Но поскольку в комедии сниженный план изначален и безусловен, «древнее» понимание пародии превращает ее в чисто механический прием и выхолащивает суть жанра древней комедии. Е. В. Макаревич, пытаясь найти разрешение противоречию, видит в неоднозначности функций пародии принцип формирования литературной формы жанра комедии, который, будучи более новым по происхождению, отталкивается от уже готового арсенала средств трагедии и эпоса (Макаревич 1990: 16). Таким образом, именно посредством «чужого слова» комедия завоевывает себе место в литературной традиции.

Примеры обращения комедии к «чужому слову» рассматривались неоднократно. К ним относятся и лексические заимствования, и цитирование стихов и полустиший, любовно отмеченные схолиастами (к примеру, из Эсхила в Тhesm. 135 Ποδαπ?ς 'ο γ?ννις («откуда ты, девоня?» в переводе Пиотровского); из Еврипида. 'η γλωσσ' ομ?μοχ', 'η δε φρην 'αν?μοτος «язык клялся, не сердце», пересмеянное дважды - в Thesm. 275-78 и Ran. 1471; об общем количестве цитат см. выше), и воспроизведение синтаксических конструкций (примером может быть знаменитая «бутылочка» (она же «флакончик», «лекифчик»), которую аристофановскому Эсхилу удается вставить в пролог любой Еврипидовой драмы в «Лягушках» 1205-1247).

То, что «чужим» (заимствованным, «перенесенным») выступает именно «слово», очень важно. И дело даже не в том, что на данном этапе бытования словесности доминирует категория стиля, которая обуславливает интерес прежде всего к языковому выражению и потому именно слова, сочетания слов и «метры» оказываются первейшей единицей пародирования как «переноса». Еще одна проблема, остающаяся не до конца решенной для понимания принципов пародии Аристофана - это степень знакомства зрителей с текстами, ставшими объектами пародии, что в конечном итоге ставит вопрос о природе комического эффекта, на который мог рассчитывать Аристофан.

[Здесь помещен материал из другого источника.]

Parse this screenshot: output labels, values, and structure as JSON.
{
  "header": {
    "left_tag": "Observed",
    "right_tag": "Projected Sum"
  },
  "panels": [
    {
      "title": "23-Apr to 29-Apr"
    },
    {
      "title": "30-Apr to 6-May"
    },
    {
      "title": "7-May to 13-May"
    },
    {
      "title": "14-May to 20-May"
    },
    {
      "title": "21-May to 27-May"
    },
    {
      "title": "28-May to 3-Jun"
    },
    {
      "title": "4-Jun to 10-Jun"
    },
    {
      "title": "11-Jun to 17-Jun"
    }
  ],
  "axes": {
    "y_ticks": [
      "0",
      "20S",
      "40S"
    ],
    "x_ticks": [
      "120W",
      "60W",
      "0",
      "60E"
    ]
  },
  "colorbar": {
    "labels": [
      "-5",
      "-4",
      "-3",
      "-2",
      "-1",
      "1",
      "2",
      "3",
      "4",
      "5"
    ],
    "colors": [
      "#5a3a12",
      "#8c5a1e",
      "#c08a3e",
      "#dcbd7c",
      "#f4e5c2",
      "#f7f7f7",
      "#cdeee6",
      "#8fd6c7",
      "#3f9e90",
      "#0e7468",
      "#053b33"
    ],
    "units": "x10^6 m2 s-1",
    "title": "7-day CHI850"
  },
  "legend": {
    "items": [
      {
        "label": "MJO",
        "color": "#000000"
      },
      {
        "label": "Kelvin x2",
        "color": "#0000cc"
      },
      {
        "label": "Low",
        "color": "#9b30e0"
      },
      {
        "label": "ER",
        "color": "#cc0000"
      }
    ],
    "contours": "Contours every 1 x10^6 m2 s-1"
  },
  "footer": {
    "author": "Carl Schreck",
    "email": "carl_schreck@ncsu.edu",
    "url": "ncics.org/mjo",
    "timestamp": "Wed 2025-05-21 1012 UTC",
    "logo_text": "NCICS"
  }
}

Одни утверждают, что комический эффект строился именно на непосредственном отклике зрителей, узнающих знакомый текст, другие - что интервал между постановкой трагедии и комедии мог быть слишком длительным и для зрителей, стало быть, не были актуальны конкретные цитаты, а важнее было общее пародирование трагического стиля (корень зла, конечно же - во фрагментарности наших знаний о порядке постановок и перепостановок). Возможно, в этой исходной «цитатности» как основе жанра Древней комедии и заключается одна из причин его скорого упадка: если плохо известен оригинал, то и его «гибристический двойник» становится неинтересен.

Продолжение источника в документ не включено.